As it is probably becoming evident, this was not an entirely reliable process, and the overall system of managing sessions was flaky and not production grade.

Enter Redis, the one architectural component that fixed all of these problems in one fell swoop. First, we integrated Redis into our SocketIO server, using it as a SocketIO adapter. This meant that all socket traffic now moves through Redis, and we can let Cloud Run handle scaling on its own. Second, since we moved all the state out of our server, even if our server scales down to zero instances, it does not impact the user at all. Session data, including but not limited to thread history (the chat thread that the user sees in the interface) and the model history (the communication between our system and the driver LLM), is stored in Redis as soon as these are updated during a chat, and loaded back into an Orchestrator instance to utilize when a new chat message comes in. If a client disconnects, a TTL of 2 hours is set for their particular chat thread, and their data is backed up in to Spanner. If the client reconnects within 2 hours, the TTL is simply cleared. If not, Redis cleans up the stale session automatically. In the case that a client reconnects after 2 hours (imagine they were on a different tab for longer than the TTL duration), Redis is easily hydrated with their session data from Spanner, and we're able to resume the same chat session for the user.
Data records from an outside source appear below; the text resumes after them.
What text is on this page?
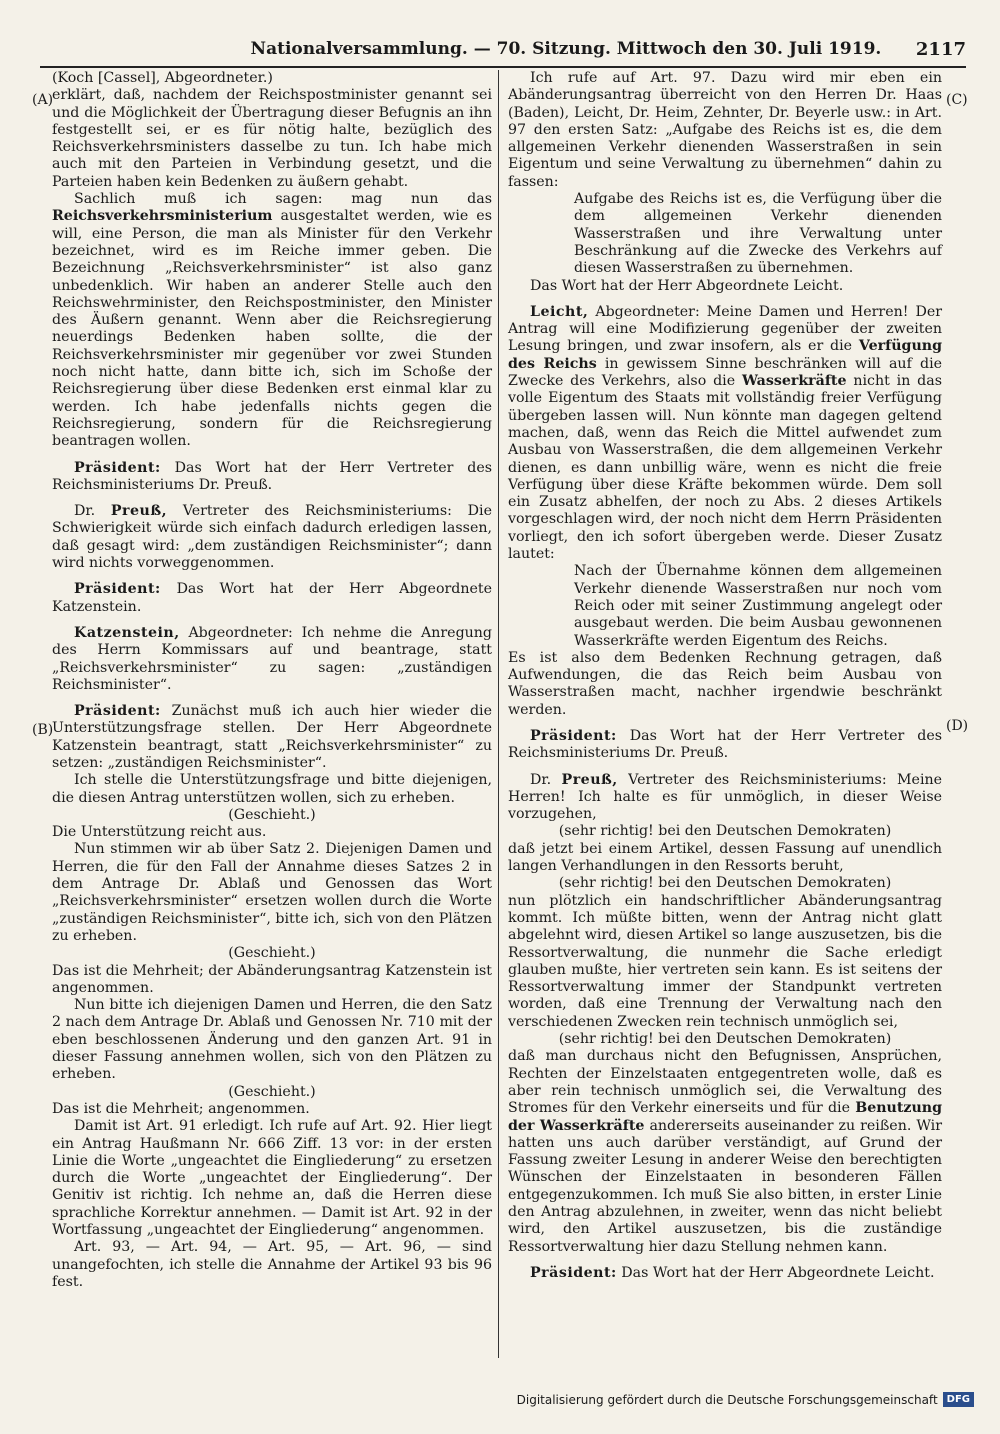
Nationalversammlung. — 70. Sitzung. Mittwoch den 30. Juli 1919.	2117
(A)
(B)
(C)
(D)

(Koch [Cassel], Abgeordneter.)

erklärt, daß, nachdem der Reichspostminister genannt sei und die Möglichkeit der Übertragung dieser Befugnis an ihn festgestellt sei, er es für nötig halte, bezüglich des Reichsverkehrsministers dasselbe zu tun. Ich habe mich auch mit den Parteien in Verbindung gesetzt, und die Parteien haben kein Bedenken zu äußern gehabt.

Sachlich muß ich sagen: mag nun das Reichsverkehrsministerium ausgestaltet werden, wie es will, eine Person, die man als Minister für den Verkehr bezeichnet, wird es im Reiche immer geben. Die Bezeichnung „Reichsverkehrsminister“ ist also ganz unbedenklich. Wir haben an anderer Stelle auch den Reichswehrminister, den Reichspostminister, den Minister des Äußern genannt. Wenn aber die Reichsregierung neuerdings Bedenken haben sollte, die der Reichsverkehrsminister mir gegenüber vor zwei Stunden noch nicht hatte, dann bitte ich, sich im Schoße der Reichsregierung über diese Bedenken erst einmal klar zu werden. Ich habe jedenfalls nichts gegen die Reichsregierung, sondern für die Reichsregierung beantragen wollen.

Präsident: Das Wort hat der Herr Vertreter des Reichsministeriums Dr. Preuß.

Dr. Preuß, Vertreter des Reichsministeriums: Die Schwierigkeit würde sich einfach dadurch erledigen lassen, daß gesagt wird: „dem zuständigen Reichsminister“; dann wird nichts vorweggenommen.

Präsident: Das Wort hat der Herr Abgeordnete Katzenstein.

Katzenstein, Abgeordneter: Ich nehme die Anregung des Herrn Kommissars auf und beantrage, statt „Reichsverkehrsminister“ zu sagen: „zuständigen Reichsminister“.

Präsident: Zunächst muß ich auch hier wieder die Unterstützungsfrage stellen. Der Herr Abgeordnete Katzenstein beantragt, statt „Reichsverkehrsminister“ zu setzen: „zuständigen Reichsminister“.

Ich stelle die Unterstützungsfrage und bitte diejenigen, die diesen Antrag unterstützen wollen, sich zu erheben.

(Geschieht.)

Die Unterstützung reicht aus.

Nun stimmen wir ab über Satz 2. Diejenigen Damen und Herren, die für den Fall der Annahme dieses Satzes 2 in dem Antrage Dr. Ablaß und Genossen das Wort „Reichsverkehrsminister“ ersetzen wollen durch die Worte „zuständigen Reichsminister“, bitte ich, sich von den Plätzen zu erheben.

(Geschieht.)

Das ist die Mehrheit; der Abänderungsantrag Katzenstein ist angenommen.

Nun bitte ich diejenigen Damen und Herren, die den Satz 2 nach dem Antrage Dr. Ablaß und Genossen Nr. 710 mit der eben beschlossenen Änderung und den ganzen Art. 91 in dieser Fassung annehmen wollen, sich von den Plätzen zu erheben.

(Geschieht.)

Das ist die Mehrheit; angenommen.

Damit ist Art. 91 erledigt. Ich rufe auf Art. 92. Hier liegt ein Antrag Haußmann Nr. 666 Ziff. 13 vor: in der ersten Linie die Worte „ungeachtet die Eingliederung“ zu ersetzen durch die Worte „ungeachtet der Eingliederung“. Der Genitiv ist richtig. Ich nehme an, daß die Herren diese sprachliche Korrektur annehmen. — Damit ist Art. 92 in der Wortfassung „ungeachtet der Eingliederung“ angenommen.

Art. 93, — Art. 94, — Art. 95, — Art. 96, — sind unangefochten, ich stelle die Annahme der Artikel 93 bis 96 fest.

Ich rufe auf Art. 97. Dazu wird mir eben ein Abänderungsantrag überreicht von den Herren Dr. Haas (Baden), Leicht, Dr. Heim, Zehnter, Dr. Beyerle usw.: in Art. 97 den ersten Satz: „Aufgabe des Reichs ist es, die dem allgemeinen Verkehr dienenden Wasserstraßen in sein Eigentum und seine Verwaltung zu übernehmen“ dahin zu fassen:

Aufgabe des Reichs ist es, die Verfügung über die dem allgemeinen Verkehr dienenden Wasserstraßen und ihre Verwaltung unter Beschränkung auf die Zwecke des Verkehrs auf diesen Wasserstraßen zu übernehmen.

Das Wort hat der Herr Abgeordnete Leicht.

Leicht, Abgeordneter: Meine Damen und Herren! Der Antrag will eine Modifizierung gegenüber der zweiten Lesung bringen, und zwar insofern, als er die Verfügung des Reichs in gewissem Sinne beschränken will auf die Zwecke des Verkehrs, also die Wasserkräfte nicht in das volle Eigentum des Staats mit vollständig freier Verfügung übergeben lassen will. Nun könnte man dagegen geltend machen, daß, wenn das Reich die Mittel aufwendet zum Ausbau von Wasserstraßen, die dem allgemeinen Verkehr dienen, es dann unbillig wäre, wenn es nicht die freie Verfügung über diese Kräfte bekommen würde. Dem soll ein Zusatz abhelfen, der noch zu Abs. 2 dieses Artikels vorgeschlagen wird, der noch nicht dem Herrn Präsidenten vorliegt, den ich sofort übergeben werde. Dieser Zusatz lautet:

Nach der Übernahme können dem allgemeinen Verkehr dienende Wasserstraßen nur noch vom Reich oder mit seiner Zustimmung angelegt oder ausgebaut werden. Die beim Ausbau gewonnenen Wasserkräfte werden Eigentum des Reichs.

Es ist also dem Bedenken Rechnung getragen, daß Aufwendungen, die das Reich beim Ausbau von Wasserstraßen macht, nachher irgendwie beschränkt werden.

Präsident: Das Wort hat der Herr Vertreter des Reichsministeriums Dr. Preuß.

Dr. Preuß, Vertreter des Reichsministeriums: Meine Herren! Ich halte es für unmöglich, in dieser Weise vorzugehen,

(sehr richtig! bei den Deutschen Demokraten)

daß jetzt bei einem Artikel, dessen Fassung auf unendlich langen Verhandlungen in den Ressorts beruht,

(sehr richtig! bei den Deutschen Demokraten)

nun plötzlich ein handschriftlicher Abänderungsantrag kommt. Ich müßte bitten, wenn der Antrag nicht glatt abgelehnt wird, diesen Artikel so lange auszusetzen, bis die Ressortverwaltung, die nunmehr die Sache erledigt glauben mußte, hier vertreten sein kann. Es ist seitens der Ressortverwaltung immer der Standpunkt vertreten worden, daß eine Trennung der Verwaltung nach den verschiedenen Zwecken rein technisch unmöglich sei,

(sehr richtig! bei den Deutschen Demokraten)

daß man durchaus nicht den Befugnissen, Ansprüchen, Rechten der Einzelstaaten entgegentreten wolle, daß es aber rein technisch unmöglich sei, die Verwaltung des Stromes für den Verkehr einerseits und für die Benutzung der Wasserkräfte andererseits auseinander zu reißen. Wir hatten uns auch darüber verständigt, auf Grund der Fassung zweiter Lesung in anderer Weise den berechtigten Wünschen der Einzelstaaten in besonderen Fällen entgegenzukommen. Ich muß Sie also bitten, in erster Linie den Antrag abzulehnen, in zweiter, wenn das nicht beliebt wird, den Artikel auszusetzen, bis die zuständige Ressortverwaltung hier dazu Stellung nehmen kann.

Präsident: Das Wort hat der Herr Abgeordnete Leicht.

Digitalisierung gefördert durch die Deutsche Forschungsgemeinschaft DFG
Now, our application withstands just about everything: timeouts, inactivity, and even server crashes.

A Word on Google Cloud Spanner

We did rounds around CloudSQL, Pinecone, Weaviate, and a few other databases popular in AI applications. Eventually, we landed on Google Cloud Spanner. Although Spanner is much more powerful than what our app currently leverages, it also shines in several other areas where other vector databases fell short. For example, Spanner let us store vector embeddings and tokens in one table, and we could perform hybrid searches and perform reciprocal rank fusion (RRF) on Spanner using a single query. We ran several tests on our data, and performance gains after 400 processing units seemed to level off, which meant that we would not have to scale beyond 0.4 Spanner nodes, create as many separate databases as we wanted, and only pay for compute and storage.
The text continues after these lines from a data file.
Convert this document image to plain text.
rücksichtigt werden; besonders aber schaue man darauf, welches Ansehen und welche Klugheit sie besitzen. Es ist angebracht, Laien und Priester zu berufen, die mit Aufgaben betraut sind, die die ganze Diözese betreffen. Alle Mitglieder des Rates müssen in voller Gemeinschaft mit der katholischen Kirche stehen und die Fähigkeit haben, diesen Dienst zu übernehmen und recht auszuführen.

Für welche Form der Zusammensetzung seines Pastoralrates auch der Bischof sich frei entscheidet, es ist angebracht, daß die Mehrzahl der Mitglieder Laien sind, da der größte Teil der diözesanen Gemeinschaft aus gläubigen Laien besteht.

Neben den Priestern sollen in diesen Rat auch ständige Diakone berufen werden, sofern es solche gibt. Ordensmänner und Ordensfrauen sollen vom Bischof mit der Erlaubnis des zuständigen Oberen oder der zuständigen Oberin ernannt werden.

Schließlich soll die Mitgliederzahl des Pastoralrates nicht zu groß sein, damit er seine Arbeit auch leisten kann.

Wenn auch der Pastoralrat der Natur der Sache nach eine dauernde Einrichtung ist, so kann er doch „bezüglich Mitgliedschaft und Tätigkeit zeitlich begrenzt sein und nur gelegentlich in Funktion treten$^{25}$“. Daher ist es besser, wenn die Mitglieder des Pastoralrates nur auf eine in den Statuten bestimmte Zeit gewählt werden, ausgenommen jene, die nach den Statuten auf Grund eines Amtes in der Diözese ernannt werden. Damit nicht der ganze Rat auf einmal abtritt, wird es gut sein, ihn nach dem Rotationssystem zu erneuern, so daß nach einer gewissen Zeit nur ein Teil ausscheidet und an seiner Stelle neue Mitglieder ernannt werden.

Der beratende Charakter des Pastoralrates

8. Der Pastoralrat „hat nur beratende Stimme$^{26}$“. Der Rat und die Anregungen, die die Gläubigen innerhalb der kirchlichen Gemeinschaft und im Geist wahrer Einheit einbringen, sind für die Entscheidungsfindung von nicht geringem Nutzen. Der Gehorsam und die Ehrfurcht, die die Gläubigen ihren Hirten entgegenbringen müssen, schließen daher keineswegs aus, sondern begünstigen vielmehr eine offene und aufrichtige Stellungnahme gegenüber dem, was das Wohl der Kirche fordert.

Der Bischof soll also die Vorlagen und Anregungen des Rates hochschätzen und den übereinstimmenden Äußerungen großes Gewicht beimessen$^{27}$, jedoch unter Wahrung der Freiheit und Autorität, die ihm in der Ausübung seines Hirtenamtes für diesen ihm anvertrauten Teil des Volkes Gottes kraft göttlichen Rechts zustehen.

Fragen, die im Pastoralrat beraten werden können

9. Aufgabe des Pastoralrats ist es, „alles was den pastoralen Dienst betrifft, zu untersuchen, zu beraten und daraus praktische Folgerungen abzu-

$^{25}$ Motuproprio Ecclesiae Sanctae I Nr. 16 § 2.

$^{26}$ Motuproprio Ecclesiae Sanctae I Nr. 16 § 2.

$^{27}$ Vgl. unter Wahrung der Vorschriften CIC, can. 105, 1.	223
It might be interesting to note that, on a lower level note, creating connections to Spanner is expensive, and google-cloud-spanner is already designed to handle connection pooling. Our SpannerConnectionHandler class implements the singleton factory pattern that keeps a single connection to a Spanner instance alive for the entire lifetime of the application while maintaining a dictionary of references to the separate databases in the Spanner instance. For example, you can "ask" for a reference to the cache database by writing SpannerConnectionHandler("cache").get_database().

A Word From Barthes

In an internal document, I wrote the following, and it seems fitting to quote it here to end this already long post.
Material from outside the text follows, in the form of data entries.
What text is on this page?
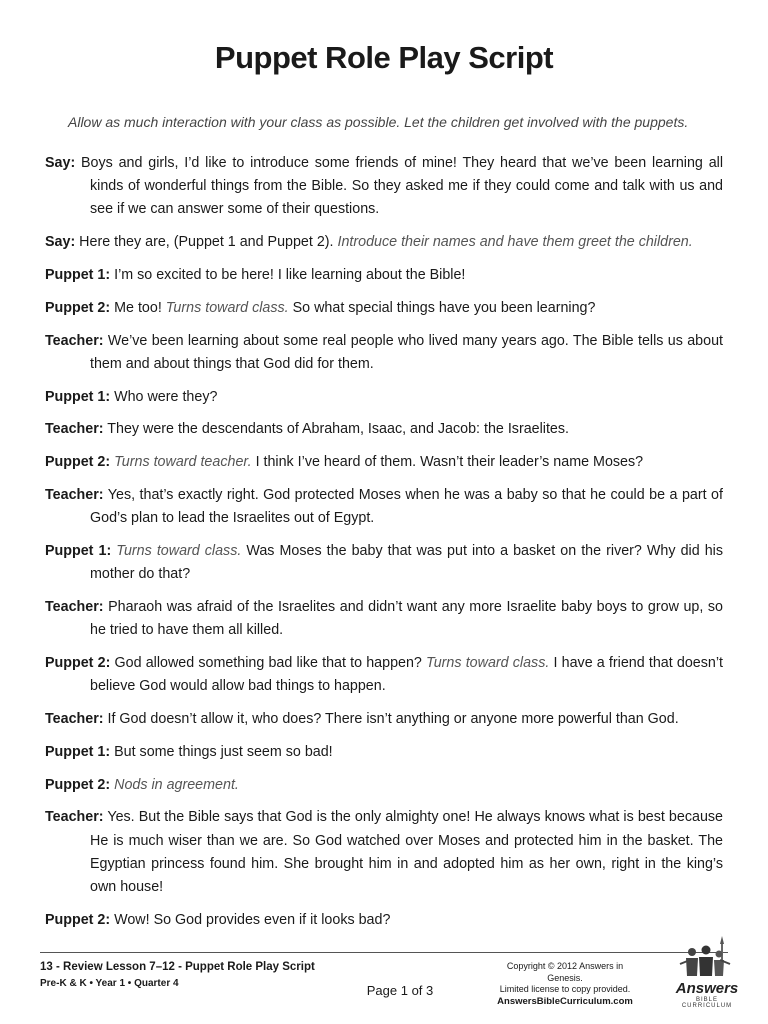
Puppet Role Play Script
Allow as much interaction with your class as possible. Let the children get involved with the puppets.
Say: Boys and girls, I’d like to introduce some friends of mine! They heard that we’ve been learning all kinds of wonderful things from the Bible. So they asked me if they could come and talk with us and see if we can answer some of their questions.
Say: Here they are, (Puppet 1 and Puppet 2). Introduce their names and have them greet the children.
Puppet 1: I’m so excited to be here! I like learning about the Bible!
Puppet 2: Me too! Turns toward class. So what special things have you been learning?
Teacher: We’ve been learning about some real people who lived many years ago. The Bible tells us about them and about things that God did for them.
Puppet 1: Who were they?
Teacher: They were the descendants of Abraham, Isaac, and Jacob: the Israelites.
Puppet 2: Turns toward teacher. I think I’ve heard of them. Wasn’t their leader’s name Moses?
Teacher: Yes, that’s exactly right. God protected Moses when he was a baby so that he could be a part of God’s plan to lead the Israelites out of Egypt.
Puppet 1: Turns toward class. Was Moses the baby that was put into a basket on the river? Why did his mother do that?
Teacher: Pharaoh was afraid of the Israelites and didn’t want any more Israelite baby boys to grow up, so he tried to have them all killed.
Puppet 2: God allowed something bad like that to happen? Turns toward class. I have a friend that doesn’t believe God would allow bad things to happen.
Teacher: If God doesn’t allow it, who does? There isn’t anything or anyone more powerful than God.
Puppet 1: But some things just seem so bad!
Puppet 2: Nods in agreement.
Teacher: Yes. But the Bible says that God is the only almighty one! He always knows what is best because He is much wiser than we are. So God watched over Moses and protected him in the basket. The Egyptian princess found him. She brought him in and adopted him as her own, right in the king’s own house!
Puppet 2: Wow! So God provides even if it looks bad?
13 - Review Lesson 7–12 - Puppet Role Play Script
Pre-K & K • Year 1 • Quarter 4	Page 1 of 3
Copyright © 2012 Answers in Genesis.
Limited license to copy provided.
AnswersBibleCurriculum.com
Answers
BIBLE CURRICULUM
Homaging the Citroën DS, the French essayist Roland Barthes wrote, "I think that cars today are almost the exact equivalent of the great Gothic cathedrals: I mean the supreme creation of an era, conceived with passion by unknown artists, and consumed in image if not in usage by a whole population which appropriates them as a purely magical object" (Barthes). It would be a fair estimation to say that had Barthes experienced artificially intelligent multi-agent systems, he would have dignified the technology with a similar, if not more profound, sentiment.